As I read through the introduction and the first chapter, both of which include some biographical info meant to establish the development of his interests, I had one of those personal ah-ha moments.

Turrell's work deals with the fundamental building block of perception - light - and how we perceive. It encourages us to fully experience, and then contemplate, the manner in which we form our worlds through exposing us to something that feels like raw perception. His early background was, unsurprisingly, in perceptual psychology.

I started college as a psych major, interested in the science of perceptual psychology (think neuropsych meets cognitive psych), and ended an art history major. I suppose it seems obvious that the connection was my interest in the formation of our mental worlds vis-à-vis the active interpretation of our visual worlds, but I'd never successfully articulated that until I started reading Craig Adcock's descriptions of James Turrell's work.
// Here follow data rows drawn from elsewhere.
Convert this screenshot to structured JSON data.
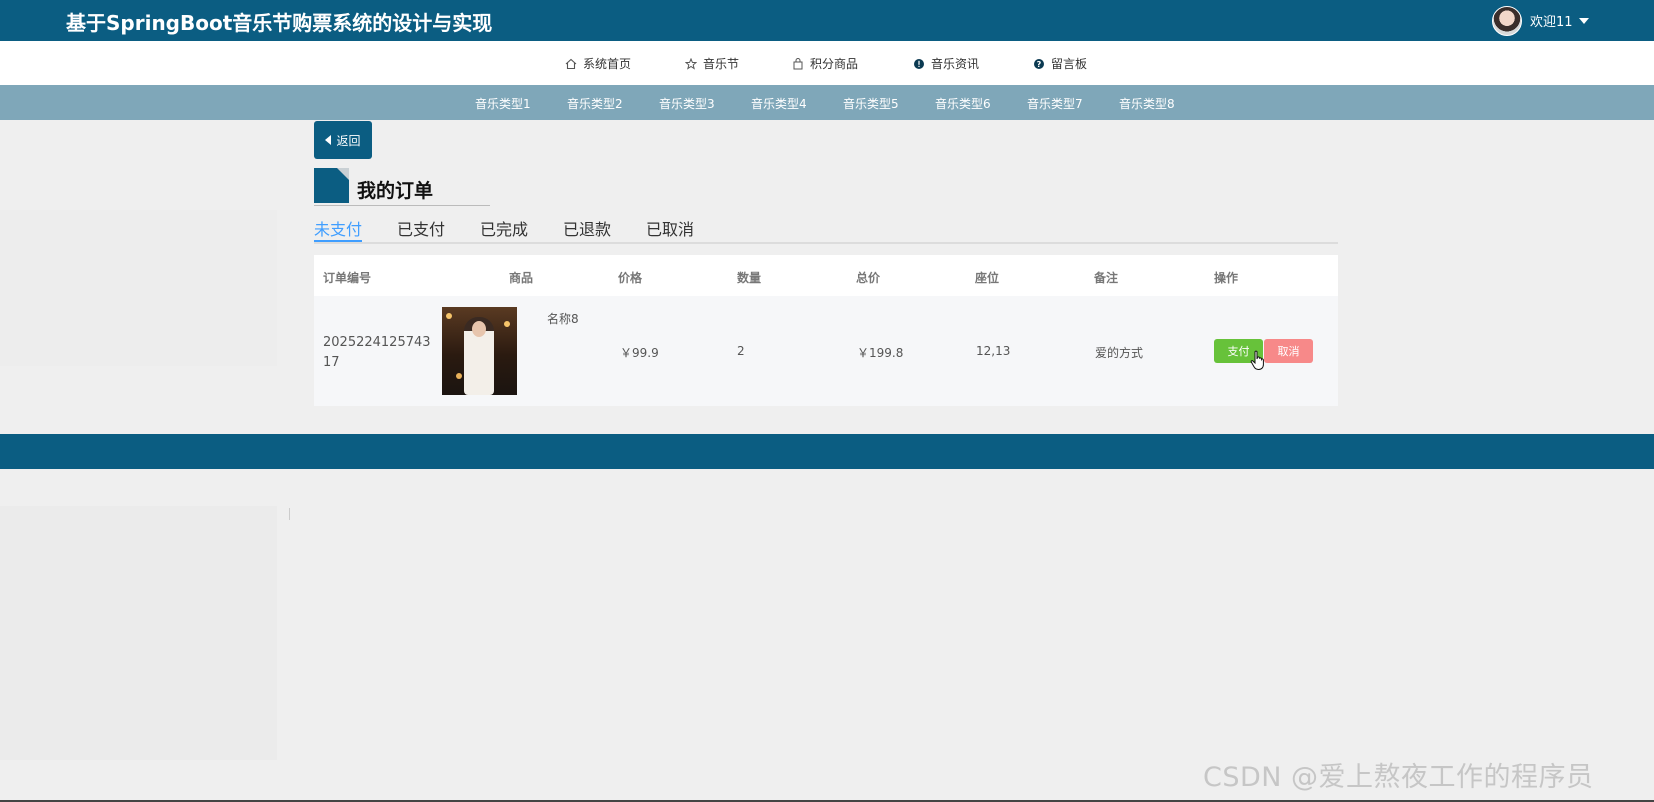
{
  "header": {
    "title": "基于SpringBoot音乐节购票系统的设计与实现",
    "welcome": "欢迎11"
  },
  "nav": {
    "items": [
      {
        "label": "系统首页",
        "icon": "home-icon"
      },
      {
        "label": "音乐节",
        "icon": "star-icon"
      },
      {
        "label": "积分商品",
        "icon": "bag-icon"
      },
      {
        "label": "音乐资讯",
        "icon": "info-icon"
      },
      {
        "label": "留言板",
        "icon": "question-icon"
      }
    ]
  },
  "categories": [
    "音乐类型1",
    "音乐类型2",
    "音乐类型3",
    "音乐类型4",
    "音乐类型5",
    "音乐类型6",
    "音乐类型7",
    "音乐类型8"
  ],
  "back_label": "返回",
  "page_title": "我的订单",
  "tabs": [
    "未支付",
    "已支付",
    "已完成",
    "已退款",
    "已取消"
  ],
  "active_tab": "未支付",
  "table": {
    "headers": [
      "订单编号",
      "商品",
      "价格",
      "数量",
      "总价",
      "座位",
      "备注",
      "操作"
    ],
    "rows": [
      {
        "order_no": "202522412574317",
        "product_name": "名称8",
        "price": "￥99.9",
        "quantity": "2",
        "total": "￥199.8",
        "seat": "12,13",
        "remark": "爱的方式",
        "pay_label": "支付",
        "cancel_label": "取消"
      }
    ]
  },
  "watermark": "CSDN @爱上熬夜工作的程序员",
  "colors": {
    "header_bg": "#0b5d82",
    "category_bar_bg": "#7fa7b9",
    "tab_active": "#409eff",
    "pay_button": "#67c23a",
    "cancel_button": "#f78989"
  }
}
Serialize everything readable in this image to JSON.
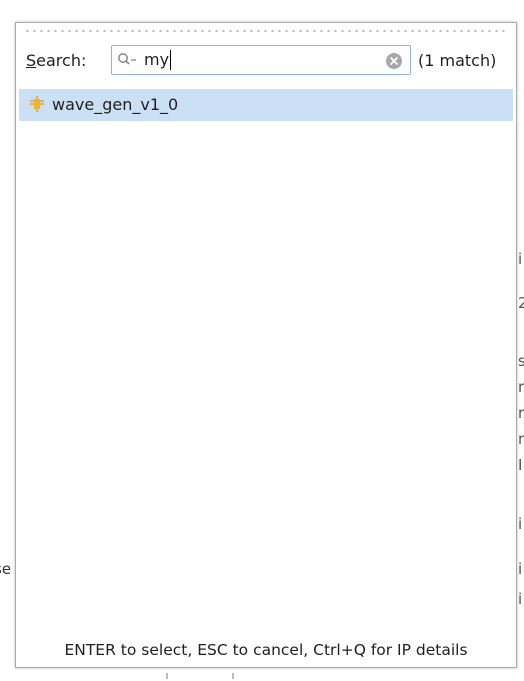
{
  "popup": {
    "search_label_mnemonic": "S",
    "search_label_rest": "earch:",
    "search_value": "my",
    "match_count": "(1 match)",
    "results": [
      {
        "label": "wave_gen_v1_0",
        "icon": "ip-core-icon",
        "selected": true
      }
    ],
    "footer_hint": "ENTER to select, ESC to cancel, Ctrl+Q for IP details"
  },
  "background": {
    "left_fragment": "se",
    "right_fragments": [
      "i",
      "2",
      "s",
      "r",
      "r",
      "r",
      "I",
      "i",
      "i",
      "i"
    ]
  },
  "colors": {
    "selection": "#cce0f5",
    "ip_icon": "#f0b429",
    "border": "#a9a9a9"
  }
}
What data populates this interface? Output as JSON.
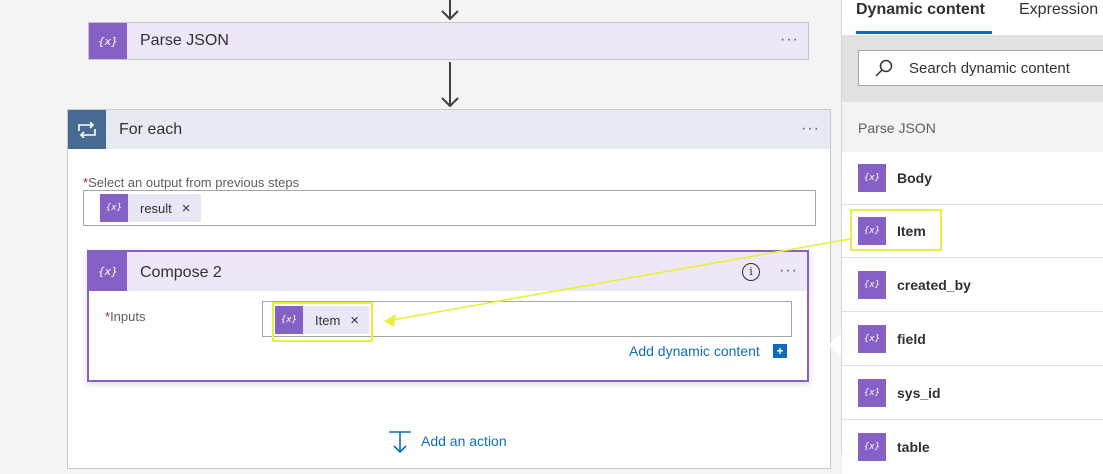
{
  "parse_json_card": {
    "title": "Parse JSON",
    "menu": "···",
    "icon": "{x}"
  },
  "for_each": {
    "title": "For each",
    "menu": "···",
    "field_required": "*",
    "field_label": "Select an output from previous steps",
    "token_label": "result",
    "token_remove": "×"
  },
  "compose": {
    "title": "Compose 2",
    "info": "i",
    "menu": "···",
    "inputs_required": "*",
    "inputs_label": "Inputs",
    "token_label": "Item",
    "token_remove": "×",
    "add_dynamic": "Add dynamic content",
    "add_dynamic_plus": "+"
  },
  "add_action": "Add an action",
  "panel": {
    "tabs": [
      "Dynamic content",
      "Expression"
    ],
    "search_placeholder": "Search dynamic content",
    "section_title": "Parse JSON",
    "items": [
      "Body",
      "Item",
      "created_by",
      "field",
      "sys_id",
      "table"
    ]
  },
  "colors": {
    "action_purple": "#8661c5",
    "loop_blue": "#486991",
    "link_blue": "#0f6cbd",
    "highlight_yellow": "#e8ef3c"
  }
}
I'm beginning to think that another aspect of my intensely personal/visceral attraction to Turrell's work (and Rothko's color fields, actually) is the particular sense of timelessness that I attach to the experience of his work (at least, the one Skyspace I've encountered- it's easier to view Rothko's work in person, and I've been lucky enough to visit the Rothko chapel). I was raised utterly without religion and have grown to be a fundamentally non-spiritual person, my general agnosticism aside. Faith is a feeling I simply haven't experienced, but the overwhelming sense of timelessness that I've experienced at certain natural phenomena and (on a more mentally engaging but equally visceral level) certain art seems to me to approximate what I imagine faith must feel like. Feel being the operative word that I think creates this profound personal connection for me, and also ties to my interest in perception - because something that engages me to think about how I construct my own world (this world that seems so very solid) begins to engage and problematize the mystical faith that consciousness relies upon to parse its (our) own world.